6) Now take the length of pink wool and divide it into two equal lengths. Remove a really good pinch of wool from one of those lengths and put it to one side for later. Gently pull the longer piece of wool into a strip, as before, then take the shorter piece of wool and muddle it into a loose ball for the filling. Again, place the filling ball onto the centre of the strip, but this time simply fold the strip over to enclose the ball, to make a little pouch or teardrop shape. Pull the sides of the outer wool around the filling to surround it.

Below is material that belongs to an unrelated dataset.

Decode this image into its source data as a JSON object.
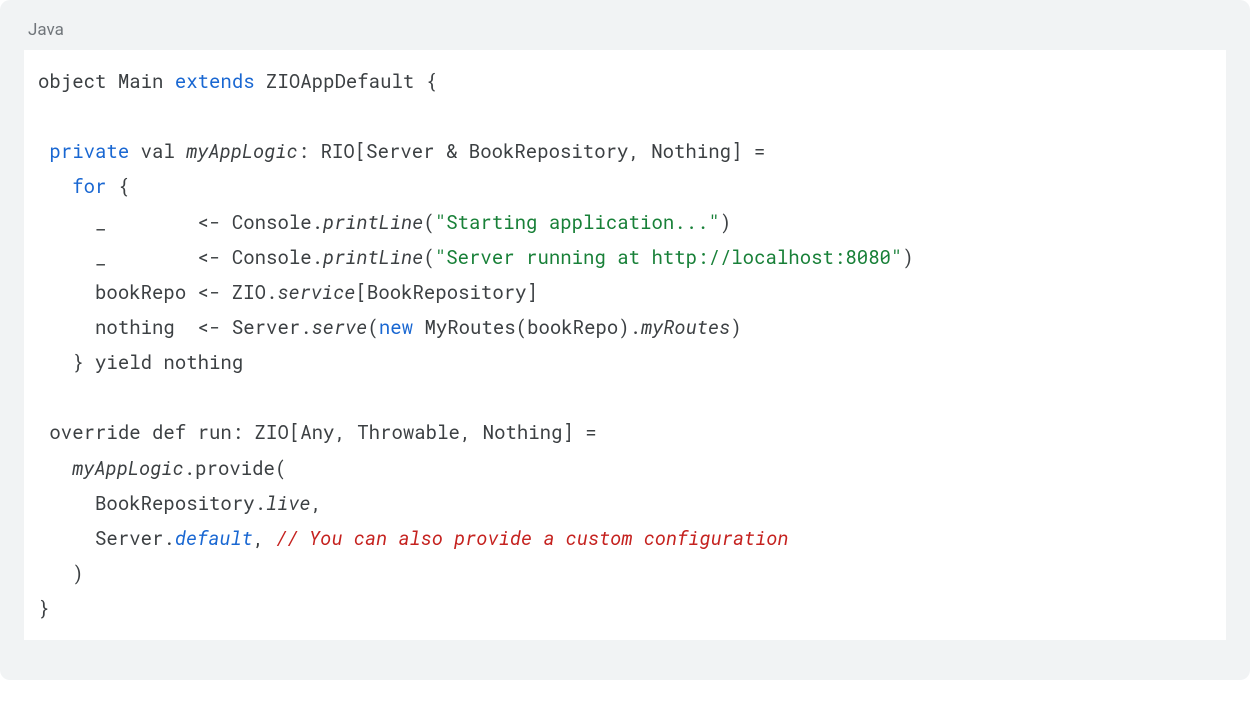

7) Using two needles, form the main body of the Candy Bun as shown. Work only half of the wool, so that you have one bulbous end, which is its bottom. Leave the other half loose and unworked for now. Really work on the halfway point between the two, to make a nipped in neck, which defines the body from the head.

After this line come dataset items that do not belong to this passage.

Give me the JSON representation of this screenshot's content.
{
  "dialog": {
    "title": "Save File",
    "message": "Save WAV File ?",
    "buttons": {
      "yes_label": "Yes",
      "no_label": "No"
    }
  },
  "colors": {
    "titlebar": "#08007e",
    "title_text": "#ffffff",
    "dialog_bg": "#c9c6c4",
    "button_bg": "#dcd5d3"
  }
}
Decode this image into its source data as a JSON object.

8) While the body wool is still soft but basically shaped, needle it to the hummock. Continue shaping until it is a smooth egg shape. Use one needle to tuck the bottom connecting edges in and under the body.
9) Now for the head; take the loose fibres and fold them back on the body. Use the folded end to shape a little head. The rest of the wool is shaped into a pair of long ears, which lie flat along the body. Use one needle to get the definition where the ears meet the back.
10) As you did with the hummock, use the spare set-aside wool to cover the bunny with a thin surface layer and finish off with one needle.
11) Take a good pinch of your white wool and add a fat bobtail, needling it directly onto the body and shaping once fixed.
12) Sewing in the eyes sounds more complicated than it really is. Take a good length of strong black thread on a long needle. Push the needle in at one eye point and take it through to the other side of the head, pulling the thread through so that you have an equal amount of thread on each side. At this point, you can drill tiny eye sockets, using an awl, if you wish.
Put an eye bead on one of the threads (you may have to take the needle off the thread to do this, unless you are using a beading needle). When the bead is on the thread, put the needle point into the eye socket and bring it up and through to the forehead area as shown. Repeat this on the other side, bringing the second thread out at the same place as the first.
13) Tie the two threads into a tight, secure knot, pulling the eyes snugly into the head as you do so. Then rethread the needle with both strands, push the needle back into the knot area and bring the thread ends out and away from the knot before snipping off. This is to prevent the knot from unraveling if it has too short ends. If you can still see the knot, use a tiny scrap of wool to patch over it.
14) Sew a scattering of beads onto the hummock, using thread that matches the colour of the beads. Now your Candy Bun is complete and ready to be adored!